Wednesday, August 16, 2006

Election Problems In Cleveland Probably Not Fixable By 2008


The county in Ohio which contains "the mistake on the lake" -- Cleveland -- has pervasive problems with their electronic voting technology, a new study says.

Problems with elections in Ohio's most populous county are so severe that it's unlikely they can be completely fixed by November, or even by the 2008 presidential election, a report commissioned by Cuyahoga County and released Tuesday says...

"The election system in its entirety exhibits shortcomings with extremely serious consequences, especially in the event of a close election," wrote Steven Hertzberg, director of the study by the San Francisco-based Election Science Institute.

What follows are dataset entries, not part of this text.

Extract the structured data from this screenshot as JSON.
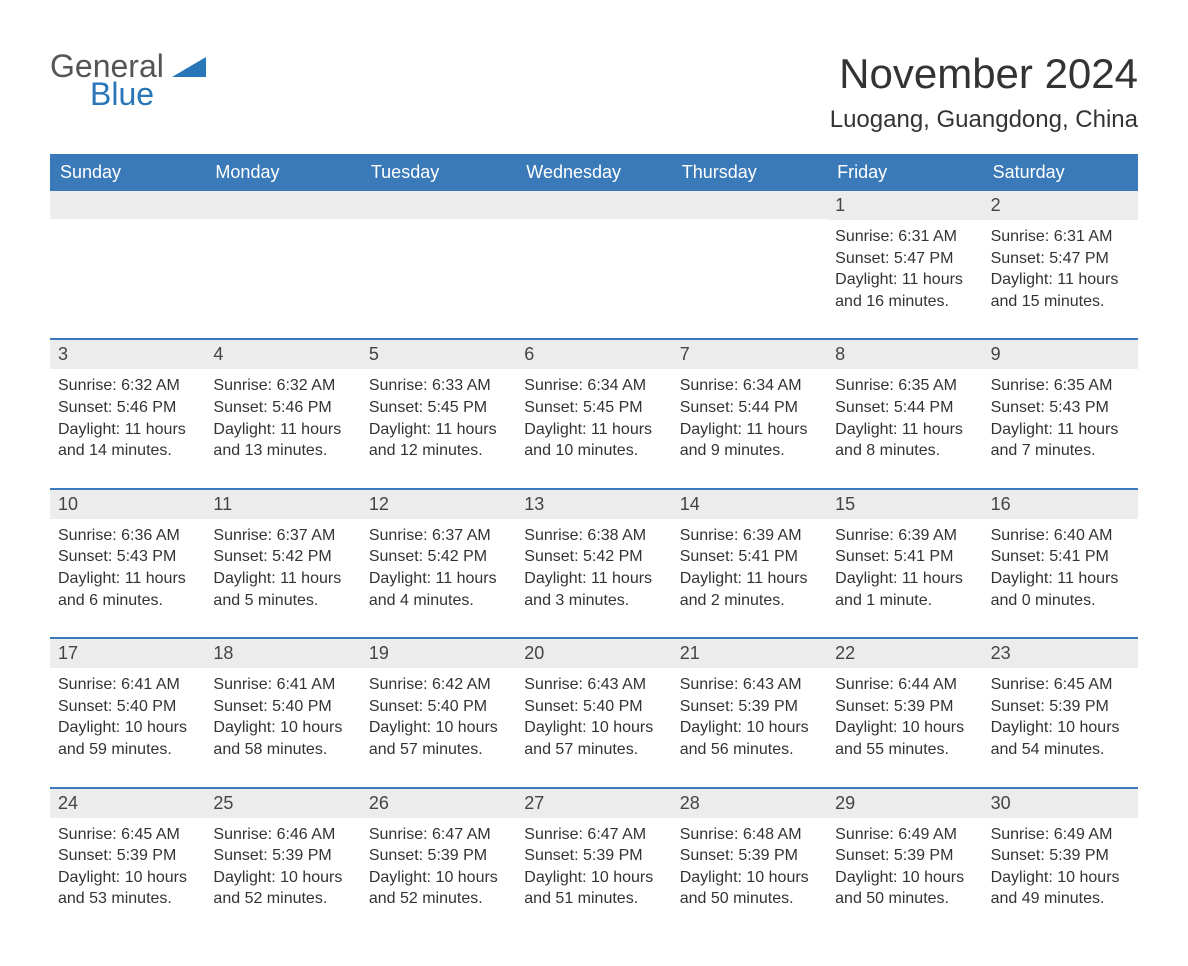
{
  "logo": {
    "text1": "General",
    "text2": "Blue",
    "shape_color": "#2876b8"
  },
  "title": "November 2024",
  "location": "Luogang, Guangdong, China",
  "colors": {
    "header_bg": "#3a7ab8",
    "header_text": "#ffffff",
    "daynum_bg": "#ececec",
    "week_border": "#3a7ab8",
    "text": "#333333"
  },
  "day_names": [
    "Sunday",
    "Monday",
    "Tuesday",
    "Wednesday",
    "Thursday",
    "Friday",
    "Saturday"
  ],
  "weeks": [
    [
      {
        "empty": true
      },
      {
        "empty": true
      },
      {
        "empty": true
      },
      {
        "empty": true
      },
      {
        "empty": true
      },
      {
        "day": "1",
        "sunrise": "6:31 AM",
        "sunset": "5:47 PM",
        "daylight": "11 hours and 16 minutes."
      },
      {
        "day": "2",
        "sunrise": "6:31 AM",
        "sunset": "5:47 PM",
        "daylight": "11 hours and 15 minutes."
      }
    ],
    [
      {
        "day": "3",
        "sunrise": "6:32 AM",
        "sunset": "5:46 PM",
        "daylight": "11 hours and 14 minutes."
      },
      {
        "day": "4",
        "sunrise": "6:32 AM",
        "sunset": "5:46 PM",
        "daylight": "11 hours and 13 minutes."
      },
      {
        "day": "5",
        "sunrise": "6:33 AM",
        "sunset": "5:45 PM",
        "daylight": "11 hours and 12 minutes."
      },
      {
        "day": "6",
        "sunrise": "6:34 AM",
        "sunset": "5:45 PM",
        "daylight": "11 hours and 10 minutes."
      },
      {
        "day": "7",
        "sunrise": "6:34 AM",
        "sunset": "5:44 PM",
        "daylight": "11 hours and 9 minutes."
      },
      {
        "day": "8",
        "sunrise": "6:35 AM",
        "sunset": "5:44 PM",
        "daylight": "11 hours and 8 minutes."
      },
      {
        "day": "9",
        "sunrise": "6:35 AM",
        "sunset": "5:43 PM",
        "daylight": "11 hours and 7 minutes."
      }
    ],
    [
      {
        "day": "10",
        "sunrise": "6:36 AM",
        "sunset": "5:43 PM",
        "daylight": "11 hours and 6 minutes."
      },
      {
        "day": "11",
        "sunrise": "6:37 AM",
        "sunset": "5:42 PM",
        "daylight": "11 hours and 5 minutes."
      },
      {
        "day": "12",
        "sunrise": "6:37 AM",
        "sunset": "5:42 PM",
        "daylight": "11 hours and 4 minutes."
      },
      {
        "day": "13",
        "sunrise": "6:38 AM",
        "sunset": "5:42 PM",
        "daylight": "11 hours and 3 minutes."
      },
      {
        "day": "14",
        "sunrise": "6:39 AM",
        "sunset": "5:41 PM",
        "daylight": "11 hours and 2 minutes."
      },
      {
        "day": "15",
        "sunrise": "6:39 AM",
        "sunset": "5:41 PM",
        "daylight": "11 hours and 1 minute."
      },
      {
        "day": "16",
        "sunrise": "6:40 AM",
        "sunset": "5:41 PM",
        "daylight": "11 hours and 0 minutes."
      }
    ],
    [
      {
        "day": "17",
        "sunrise": "6:41 AM",
        "sunset": "5:40 PM",
        "daylight": "10 hours and 59 minutes."
      },
      {
        "day": "18",
        "sunrise": "6:41 AM",
        "sunset": "5:40 PM",
        "daylight": "10 hours and 58 minutes."
      },
      {
        "day": "19",
        "sunrise": "6:42 AM",
        "sunset": "5:40 PM",
        "daylight": "10 hours and 57 minutes."
      },
      {
        "day": "20",
        "sunrise": "6:43 AM",
        "sunset": "5:40 PM",
        "daylight": "10 hours and 57 minutes."
      },
      {
        "day": "21",
        "sunrise": "6:43 AM",
        "sunset": "5:39 PM",
        "daylight": "10 hours and 56 minutes."
      },
      {
        "day": "22",
        "sunrise": "6:44 AM",
        "sunset": "5:39 PM",
        "daylight": "10 hours and 55 minutes."
      },
      {
        "day": "23",
        "sunrise": "6:45 AM",
        "sunset": "5:39 PM",
        "daylight": "10 hours and 54 minutes."
      }
    ],
    [
      {
        "day": "24",
        "sunrise": "6:45 AM",
        "sunset": "5:39 PM",
        "daylight": "10 hours and 53 minutes."
      },
      {
        "day": "25",
        "sunrise": "6:46 AM",
        "sunset": "5:39 PM",
        "daylight": "10 hours and 52 minutes."
      },
      {
        "day": "26",
        "sunrise": "6:47 AM",
        "sunset": "5:39 PM",
        "daylight": "10 hours and 52 minutes."
      },
      {
        "day": "27",
        "sunrise": "6:47 AM",
        "sunset": "5:39 PM",
        "daylight": "10 hours and 51 minutes."
      },
      {
        "day": "28",
        "sunrise": "6:48 AM",
        "sunset": "5:39 PM",
        "daylight": "10 hours and 50 minutes."
      },
      {
        "day": "29",
        "sunrise": "6:49 AM",
        "sunset": "5:39 PM",
        "daylight": "10 hours and 50 minutes."
      },
      {
        "day": "30",
        "sunrise": "6:49 AM",
        "sunset": "5:39 PM",
        "daylight": "10 hours and 49 minutes."
      }
    ]
  ],
  "labels": {
    "sunrise": "Sunrise:",
    "sunset": "Sunset:",
    "daylight": "Daylight:"
  }
}
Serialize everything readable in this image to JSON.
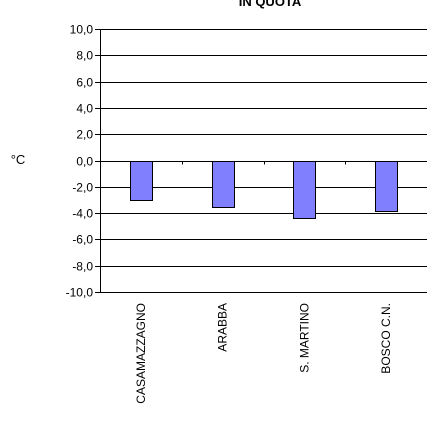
{
  "chart_data": {
    "type": "bar",
    "title": "IN QUOTA",
    "xlabel": "",
    "ylabel": "°C",
    "categories": [
      "CASAMAZZAGNO",
      "ARABBA",
      "S. MARTINO",
      "BOSCO C.N."
    ],
    "values": [
      -3.0,
      -3.5,
      -4.3,
      -3.8
    ],
    "ylim": [
      -10.0,
      10.0
    ],
    "yticks": [
      10.0,
      8.0,
      6.0,
      4.0,
      2.0,
      0.0,
      -2.0,
      -4.0,
      -6.0,
      -8.0,
      -10.0
    ],
    "ytick_labels": [
      "10,0",
      "8,0",
      "6,0",
      "4,0",
      "2,0",
      "0,0",
      "-2,0",
      "-4,0",
      "-6,0",
      "-8,0",
      "-10,0"
    ],
    "grid": true,
    "legend": "none",
    "colors": {
      "bar_fill": "#8080ff",
      "bar_stroke": "#000000",
      "grid": "#000000",
      "axis": "#000000"
    }
  }
}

Cuyahoga had some serious problems with the most recent primary, including:

Nearly 10 percent of Cuyahoga County's official ballots in the May 2 primary were "destroyed, blank, illegible, missing, taped together or otherwise compromised," according to experts who studied the county's new electronic voting system.

That could have made a recount impossible in a close race, says the report, which was released Tuesday.

Ohio law says that the official ballot in touch-screen voting machines is a paper receipt produced by and stored inside the machines. The paper record, similar to a cash register receipt, allows voters to verify that their votes are recorded accurately.

But even when the paper receipts were legible in the May 2 primary, more than three-quarters of them listed vote tallies that did not match the electronic record in the touch-screen machines...

(T)he new report shines a light on problems with the paper record in the Diebold Inc. touch-screen machines.

As part of the study, the firm examined the results from 467 machines in 50 polling locations. The consultants were unable to test 53 of the machines: 28 could not be found in the county warehouse, 24 had empty memory chips and one was broken. The paper records from 87 machines were missing.

In most of the other machines, the experts found discrepancies between the paper record and the electronic memory. To come up with its findings, the team compared the paper receipt to votes recorded on memory chips inside the machines as well as on removable memory cards.

In more than 75 percent of the machines examined, the paper record did not match the votes recorded on the memory chips or the memory cards. In more than a third of the machines, the difference was greater than 25 votes.

Most, if not all, of the problems identified in the report involve errors by workers. So much data has been lost that the consultants were unable to assess the accuracy of Diebold's touch-screen machines.